The CDO will likely help to promote diversity, and the existence of the position demonstrates that Harvard takes this goal seriously. Seeking to increase the number of women and minorities within Harvard’s ranks does not come at the cost of maintaining meritocratic standards in hiring faculty, since the pool of highly qualified individuals remains so large. Furthermore, by ensuring that faculty members bring a vast array of different life experiences to the table, the University furthers the educational capacity of the institution as a whole.
Because of the importance of the CDO to achieving this aim, the job description should be crafted to ensure that other campus diversity initiatives, such as those within the Institute of Politics and the Harvard Foundation, are included under Coleman’s jurisdiction. It is crucial for Coleman’s position to be all-encompassing, so that she can coordinate and organize more effectively. The absence of one overarching leader could otherwise create a lack of accountability, leading to complacency. The ability to coordinate efforts and take advantage of Harvard’s resources will allow Coleman to work toward greater diversity in myriad ways.
One such way that Harvard can move forward entails looking to its junior faculty.
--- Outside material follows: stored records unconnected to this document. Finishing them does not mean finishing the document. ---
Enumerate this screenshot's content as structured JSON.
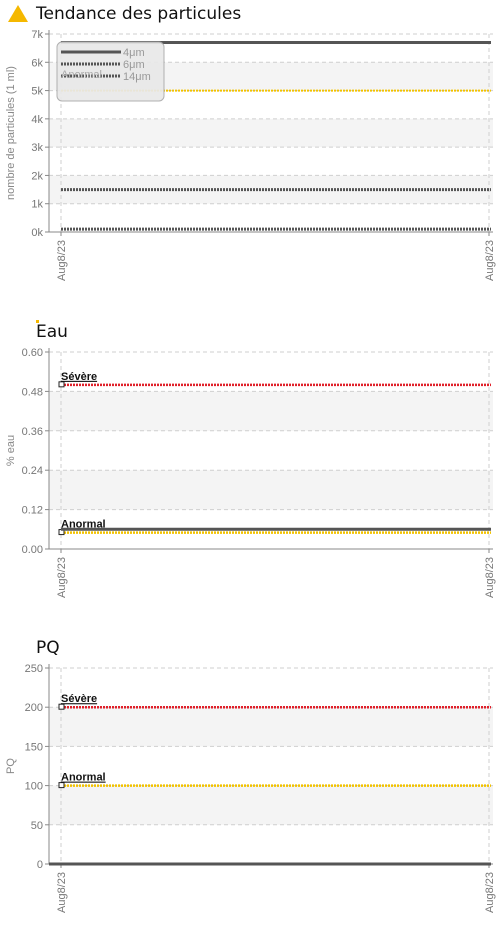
{
  "charts": [
    {
      "title": "Tendance des particules",
      "ylabel": "nombre de particules (1 ml)",
      "ticks": [
        "0k",
        "1k",
        "2k",
        "3k",
        "4k",
        "5k",
        "6k",
        "7k"
      ],
      "ymax": 7,
      "xticks": [
        "Aug8/23",
        "Aug8/23"
      ],
      "legend": [
        {
          "label": "4μm",
          "style": "solid"
        },
        {
          "label": "6μm",
          "style": "dotted"
        },
        {
          "label": "14μm",
          "style": "dotted",
          "extra": "Anormal"
        }
      ]
    },
    {
      "title": "Eau",
      "ylabel": "% eau",
      "ticks": [
        "0.00",
        "0.12",
        "0.24",
        "0.36",
        "0.48",
        "0.60"
      ],
      "ymax": 0.6,
      "xticks": [
        "Aug8/23",
        "Aug8/23"
      ],
      "limits": [
        {
          "label": "Sévère",
          "value": 0.5,
          "color": "#e0202a"
        },
        {
          "label": "Anormal",
          "value": 0.05,
          "color": "#f2c200"
        }
      ]
    },
    {
      "title": "PQ",
      "ylabel": "PQ",
      "ticks": [
        "0",
        "50",
        "100",
        "150",
        "200",
        "250"
      ],
      "ymax": 250,
      "xticks": [
        "Aug8/23",
        "Aug8/23"
      ],
      "limits": [
        {
          "label": "Sévère",
          "value": 200,
          "color": "#e0202a"
        },
        {
          "label": "Anormal",
          "value": 100,
          "color": "#f2c200"
        }
      ]
    }
  ],
  "chart_data": [
    {
      "type": "line",
      "title": "Tendance des particules",
      "ylabel": "nombre de particules (1 ml)",
      "ylim": [
        0,
        7000
      ],
      "x": [
        "Aug8/23",
        "Aug8/23"
      ],
      "series": [
        {
          "name": "4μm",
          "values": [
            6700,
            6700
          ]
        },
        {
          "name": "6μm",
          "values": [
            1500,
            1500
          ]
        },
        {
          "name": "14μm",
          "values": [
            100,
            100
          ]
        }
      ],
      "thresholds": [
        {
          "label": "Anormal",
          "value": 5000
        }
      ],
      "legend": "top-left"
    },
    {
      "type": "line",
      "title": "Eau",
      "ylabel": "% eau",
      "ylim": [
        0,
        0.6
      ],
      "x": [
        "Aug8/23",
        "Aug8/23"
      ],
      "series": [
        {
          "values": [
            0.06,
            0.06
          ]
        }
      ],
      "thresholds": [
        {
          "label": "Sévère",
          "value": 0.5
        },
        {
          "label": "Anormal",
          "value": 0.05
        }
      ]
    },
    {
      "type": "line",
      "title": "PQ",
      "ylabel": "PQ",
      "ylim": [
        0,
        250
      ],
      "x": [
        "Aug8/23",
        "Aug8/23"
      ],
      "series": [
        {
          "values": [
            0,
            0
          ]
        }
      ],
      "thresholds": [
        {
          "label": "Sévère",
          "value": 200
        },
        {
          "label": "Anormal",
          "value": 100
        }
      ]
    }
  ],
  "colors": {
    "severe": "#e0202a",
    "abnormal": "#f2c200",
    "series": "#555555",
    "warning": "#f5b800"
  },
  "icons": {
    "warning": "warning-triangle-icon"
  }
}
According to Senior Vice Provost for Faculty Development and Diversity Judith D. Singer, 46 percent of junior faculty members in the social sciences are women. Harvard has been known to regularly tenure professors outside its junior faculty, but instead should work toward the diversity it seeks by promoting from within, bringing diverse individuals up through its ranks.
Additionally, the officer’s efforts should not be limited to facilitating racial and gender diversity. Diversity is valued, among other reasons, for its ability to provide different perspectives and experiences. In that regard, the University should seek ideological diversity when hiring faculty, in order to broaden perspectives and approaches within an academic field. This responsibility should also fall within the CDO’s job description.
While the CDO is essential to creating diversity, the efforts put forth by a single person are not enough. There also must be more accountability at the departmental level. Faculty diversity should exist within each field, but the necessary steps toward this outcome differ from department to department, and should be addressed locally.
The presence of the CDO is a significant step towards achieving the type of academic community Harvard desires. However, in order to meet the University’s goals, action must continue to occur on a number of fronts. Coleman cannot—and should not—do the job alone.